AC dimmer doesn't fully turn off — lamp keeps glowing faintly

Hello! I have a problem — when I set the dimmer to zero the lamp it not turn off completely.

I use Arduino Nano with rbdimmer 1CH 4A module and a 60W incandescent bulb for the kitchen light in my restaurant. The dimming works very nice from 100% down to maybe 10%. But when I do setPower(0) the lamp still has a very faint glow — like a small candle. Not completely dark.

I read the documentation and try also setMode(OFF_MODE) but the lamp still glows a little bit.

Here is my code:

#include <RBDdimmer.h>

dimmerLamp dimmer(5, 2);

void setup() {
  Serial.begin(115200);
  dimmer.begin(NORMAL_MODE, ON);
}

void loop() {
  if (Serial.available()) {
    int val = Serial.parseInt();
    if (val == 0) {
      dimmer.setPower(0);
      // also tried: dimmer.setMode(OFF_MODE);
    } else {
      dimmer.setPower(val);
    }
  }
}

When I send “0” from Serial Monitor the lamp goes very dim but not completely off. Is there something wrong with my module? Or maybe is a software problema?

Grazie for any help!

Pretty sure this is a setPower vs setState issue.

setPower(0) doesn’t actually stop the TRIAC from firing — it just sets the phase angle to nearly the end of the half-cycle. The TRIAC still gets a gate pulse each cycle so it can still conduct briefly.

What you want is setState(OFF) — this completely stops the gate pulses so the TRIAC never fires at all.

Try this:

if (val == 0) {
  dimmer.setState(OFF);  // fully stops TRIAC firing
} else {
  dimmer.setState(ON);   // resume dimming
  dimmer.setPower(val);
}

When you want to turn back on, call setState(ON) first and then set your power level. The lamp should go completely dark with setState(OFF).
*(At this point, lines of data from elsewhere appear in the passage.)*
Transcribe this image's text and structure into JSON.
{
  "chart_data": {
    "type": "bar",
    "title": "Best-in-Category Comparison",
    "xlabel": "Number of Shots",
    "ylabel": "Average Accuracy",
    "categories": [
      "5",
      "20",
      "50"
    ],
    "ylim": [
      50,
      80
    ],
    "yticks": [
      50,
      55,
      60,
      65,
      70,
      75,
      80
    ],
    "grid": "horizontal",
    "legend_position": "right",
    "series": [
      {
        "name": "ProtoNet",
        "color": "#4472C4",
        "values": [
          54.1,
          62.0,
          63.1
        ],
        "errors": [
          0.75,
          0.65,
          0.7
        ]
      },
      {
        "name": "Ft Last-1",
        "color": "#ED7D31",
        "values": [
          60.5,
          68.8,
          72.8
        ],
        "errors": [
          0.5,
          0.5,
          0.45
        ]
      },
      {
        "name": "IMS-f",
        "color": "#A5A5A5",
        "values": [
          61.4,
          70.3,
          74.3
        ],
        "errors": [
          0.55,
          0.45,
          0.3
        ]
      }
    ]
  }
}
AFAIK this catches a lot of people out because setPower(0) sounds like it should mean “off” but it doesn’t quite work that way with TRIACs.

Felix’s fix is correct — just want to add the explanation of why this happens from a circuit perspective.

The dimmer module uses a TRIAC (typically a BTA16 or similar) to control power. A TRIAC has a parameter called holding current — for the BTA16 this is specified as 25–80 mA depending on temperature and quadrant.

Here’s what happens when you call setPower(0):

  1. The library sets the firing angle to near 180° (end of the half-cycle)
  2. But it still sends a gate pulse to the TRIAC each half-cycle
  3. Even at this very late firing angle, the remaining AC voltage can push enough current through the filament to exceed the holding current threshold
  4. The TRIAC latches on for the brief remaining portion of the half-cycle
  5. Result: a tiny amount of energy reaches the filament each cycle — enough to produce a faint glow

This is especially visible with incandescent bulbs because the filament has very low cold resistance (a 60W bulb at 230V has about 70 Ω cold vs ~880 Ω hot). That low cold resistance means even a brief conduction pulse can push significant current.

With LEDs you might not see the glow because the LED driver has a minimum operating threshold — but the TRIAC is still conducting.

setState(OFF) solves this because it stops sending gate pulses entirely. No gate pulse → TRIAC never triggers → zero current → lamp truly off.

There’s a good writeup on this exact issue in the rbdimmer FAQ: https://rbdimmer.com/faq/ac-dimmer-doesn-t-turn-off-residual-glow-at-0-30

[SOLVED] Perfetto! The setState(OFF) works exactly right — the lamp is now completely dark when I send zero!

I change my code like Felix suggested:

if (val == 0) {
  dimmer.setState(OFF);
} else {
  dimmer.setState(ON);
  dimmer.setPower(val);
}

Now when I send “0” — completely off. Send “50” — dimmer turns back on at 50%. Beautiful.

And Vincent — grazie for the explanation about the holding current. Now I understand why the TRIAC still conducts a little bit even at zero power. Makes sense that the library needs to completely stop the gate pulses to get true off.

This forum is molto helpful — thank you both!